Seit der Untersuchung der Anteile exogener Faktoren an der Krebsmortalität von Doll und Peto sind 35 Jahre vergangen. Etwa zwei Drittel der Fälle wurden in dieser Studie auf Rauchen und Ernährung zurückgeführt und nur 4 % auf Kanzerogene am Arbeitsplatz und 2 % auf Umweltfaktoren. Der seither beobachtete Trend der Krebsinzidenz und -mortalität bestätigt diese Berechnungen nur teilweise; ein höherer Anteil als ursprünglich ermittelt könnte auf andere Faktoren, unter anderem auch auf Umweltfaktoren, zurückgehen. Umweltkanzerogene können natürlichen Ursprungs sein (z. B. Sonnenlicht, UV, Radon), in den meisten Fällen handelt es sich aber um Einwirkungen infolge von Aktivitäten des Menschen (Verkehr, Haushalt, Industrie). Bei den physikalischen Faktoren spielen Expositionen gegenüber Radon und Radontöchtern, Radionukliden von Kernkraftwerken und Reaktorkatastrophen und andere Quellen ionisierender Strahlung sowie möglicherweise Magnetfelder des Kraftstroms eine Rolle. Expositionen gegenüber Feinstaub einschließlich Dieselruß, Metallverbindungen und anderen adsorbierten Stoffen können die Lungenkrebsrate beeinflussen und Erfolge der präventiven Tabakpolitik zumindest teilweise zunichtemachen. Die Exposition gegenüber Schwermetallen kann ebenfalls das Krebsgeschehen beeinflussen. Innenraumschadstoffe sind zwar meist als Einzelsubstanzen nur in niedrigen Konzentrationen vorhanden, aber in Kombination könnten sie ebenfalls die Entwicklung von Karzinomen beeinflussen. Passivrauchen, aber auch polyzyklische aromatische Kohlenwasserstoffe (PAHs) aus Verbrennungsvorgängen und endokrin wirksame Substanzen können hier genannt werden. Wie hoch der Umweltkanzerogenen zuzuschreibende Anteil an Krebserkrankungen heute ist, muss zukünftigen Analysen vorbehalten bleiben, ebenso wie die Frage, welchen Faktoren dabei die größte Bedeutung zukommt.

Summary

Thirty-five years have passed since the seminal work of Doll and Peto about the fractions of cancer deaths that can be attributed to exogenous factors.

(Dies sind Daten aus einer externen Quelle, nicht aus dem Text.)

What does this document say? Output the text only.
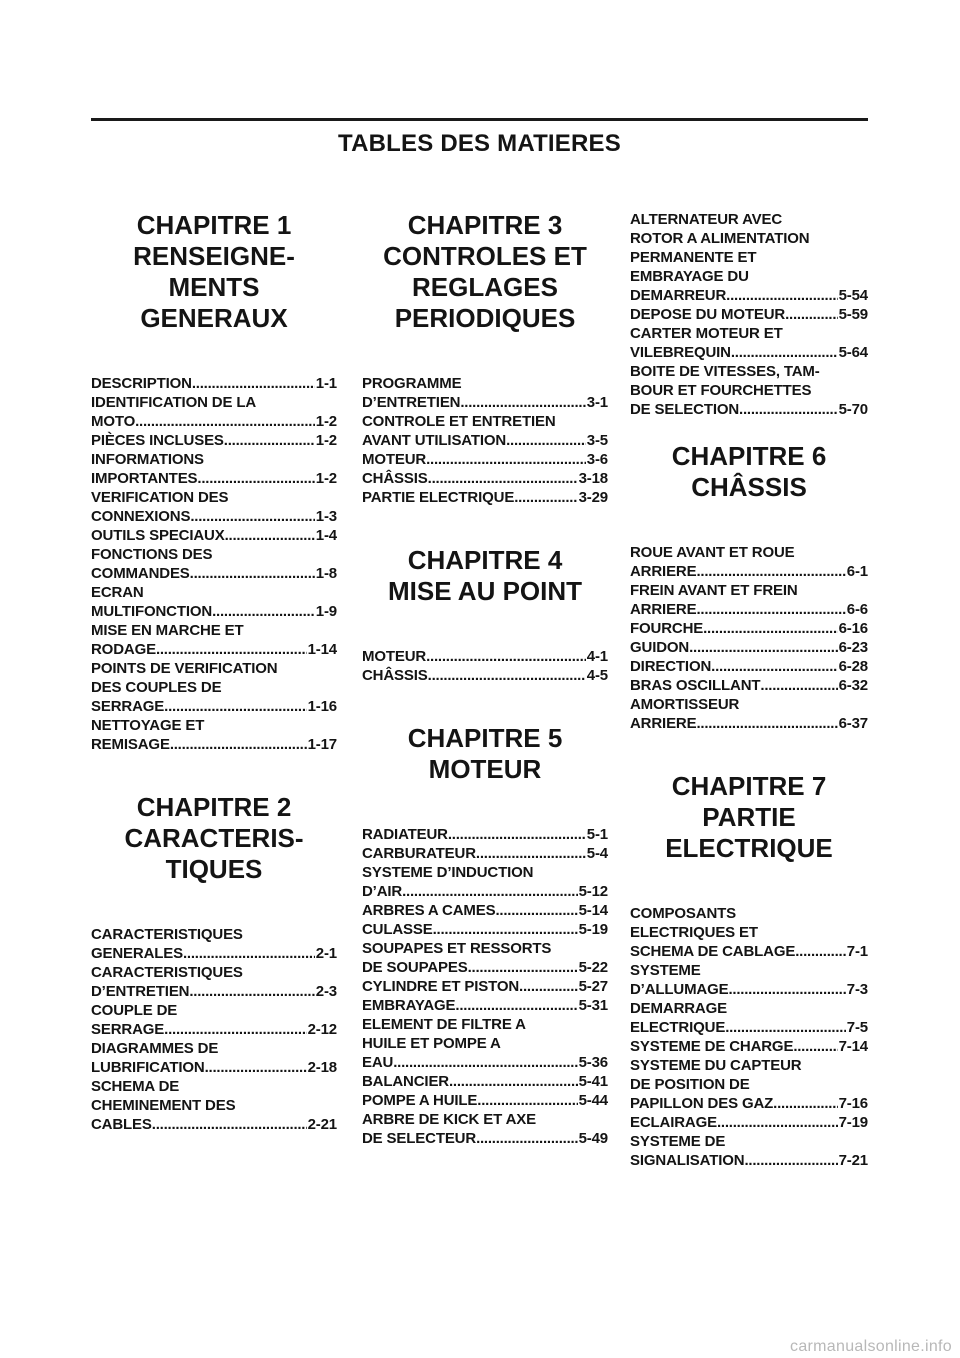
TABLES DES MATIERES
CHAPITRE 1
RENSEIGNE-
MENTS
GENERAUX
DESCRIPTION . . .	1-1
IDENTIFICATION DE LA
MOTO . . .	1-2
PIÈCES INCLUSES . . .	1-2
INFORMATIONS
IMPORTANTES . . .	1-2
VERIFICATION DES
CONNEXIONS . . .	1-3
OUTILS SPECIAUX . . .	1-4
FONCTIONS DES
COMMANDES . . .	1-8
ECRAN
MULTIFONCTION . . .	1-9
MISE EN MARCHE ET
RODAGE . . .	1-14
POINTS DE VERIFICATION
DES COUPLES DE
SERRAGE . . .	1-16
NETTOYAGE ET
REMISAGE . . .	1-17
CHAPITRE 2
CARACTERIS-
TIQUES
CARACTERISTIQUES
GENERALES . . .	2-1
CARACTERISTIQUES
D’ENTRETIEN . . .	2-3
COUPLE DE
SERRAGE . . .	2-12
DIAGRAMMES DE
LUBRIFICATION . . .	2-18
SCHEMA DE
CHEMINEMENT DES
CABLES . . .	2-21
CHAPITRE 3
CONTROLES ET
REGLAGES
PERIODIQUES
PROGRAMME
D’ENTRETIEN . . .	3-1
CONTROLE ET ENTRETIEN
AVANT UTILISATION . . .	3-5
MOTEUR . . .	3-6
CHÂSSIS . . .	3-18
PARTIE ELECTRIQUE . . .	3-29
CHAPITRE 4
MISE AU POINT
MOTEUR . . .	4-1
CHÂSSIS . . .	4-5
CHAPITRE 5
MOTEUR
RADIATEUR . . .	5-1
CARBURATEUR . . .	5-4
SYSTEME D’INDUCTION
D’AIR . . .	5-12
ARBRES A CAMES . . .	5-14
CULASSE . . .	5-19
SOUPAPES ET RESSORTS
DE SOUPAPES . . .	5-22
CYLINDRE ET PISTON . . .	5-27
EMBRAYAGE . . .	5-31
ELEMENT DE FILTRE A
HUILE ET POMPE A
EAU . . .	5-36
BALANCIER . . .	5-41
POMPE A HUILE . . .	5-44
ARBRE DE KICK ET AXE
DE SELECTEUR . . .	5-49
ALTERNATEUR AVEC
ROTOR A ALIMENTATION
PERMANENTE ET
EMBRAYAGE DU
DEMARREUR . . .	5-54
DEPOSE DU MOTEUR . . .	5-59
CARTER MOTEUR ET
VILEBREQUIN . . .	5-64
BOITE DE VITESSES, TAM-
BOUR ET FOURCHETTES
DE SELECTION . . .	5-70
CHAPITRE 6
CHÂSSIS
ROUE AVANT ET ROUE
ARRIERE . . .	6-1
FREIN AVANT ET FREIN
ARRIERE . . .	6-6
FOURCHE . . .	6-16
GUIDON . . .	6-23
DIRECTION . . .	6-28
BRAS OSCILLANT . . .	6-32
AMORTISSEUR
ARRIERE . . .	6-37
CHAPITRE 7
PARTIE
ELECTRIQUE
COMPOSANTS
ELECTRIQUES ET
SCHEMA DE CABLAGE . . .	7-1
SYSTEME
D’ALLUMAGE . . .	7-3
DEMARRAGE
ELECTRIQUE . . .	7-5
SYSTEME DE CHARGE . . .	7-14
SYSTEME DU CAPTEUR
DE POSITION DE
PAPILLON DES GAZ . . .	7-16
ECLAIRAGE . . .	7-19
SYSTEME DE
SIGNALISATION . . .	7-21
carmanualsonline.info
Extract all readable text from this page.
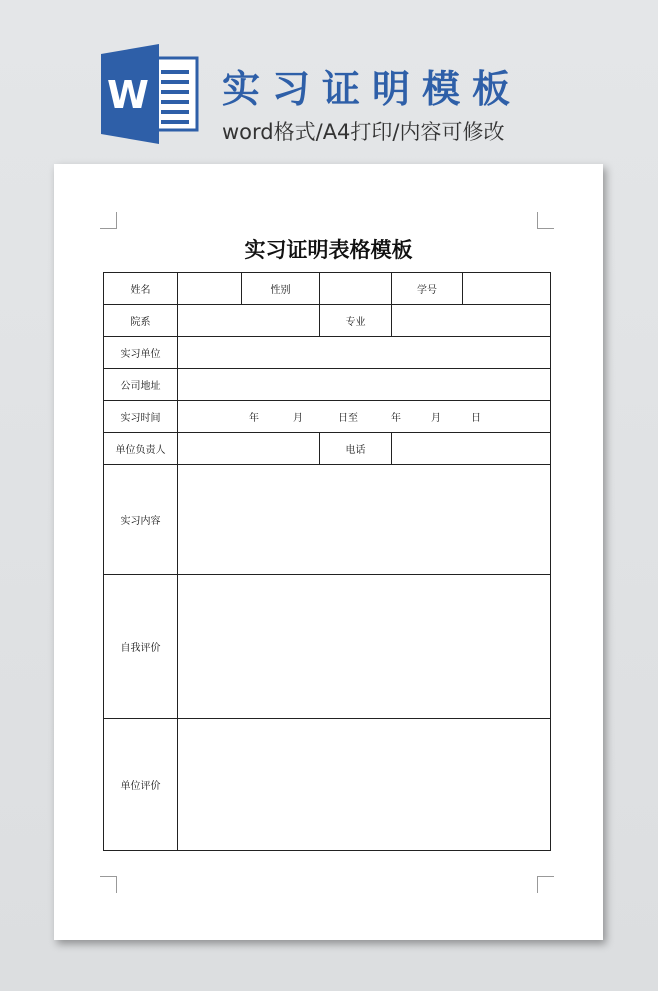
W 实习证明模板
word格式/A4打印/内容可修改
实习证明表格模板
姓名		性别		学号	
院系			专业		
实习单位					
公司地址					
实习时间	年 月 日至 年 月 日				
单位负责人			电话		
实习内容					
自我评价					
单位评价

About two thirds of cases were attributed to smoking and nutrition and only 4 % to occupational carcinogens and 2 % to environmental factors. Cancer incidence and mortality trends during the past decades are only partially supporting these calculations, higher proportions may be attributable to other factors and among them also to environmental carcinogens. Such environmental factors may be of natural origin (e. g. solar radiation, UV, radon) but in most cases they are a consequence of human activities (transportation, households, industry). Among physical factors exposure to radon and radon daughters, to radionuclides from nuclear power plants, fallout from reactor accidents and other sources of ionizing radiation as well as power frequency magnetic fields play a role. Exposure to particulate matter including diesel exhaust, metal compounds and other adsorbed substances could have an impact on lung cancer rates and may compromise the success of tobacco policies. Also exposure to heavy metals could have an impact on neoplastic development. Indoor toxicants are typically found at low levels for individual substances but could in combination exert an impact on the development of malignant diseases. Passive smoking as well as PAHs from combustion processes and endocrine disruptors are among such factors. Assessment of today’s proportion of cancer cases attributable to environmental factors as well as the ranking if these factors must be left to future analyses.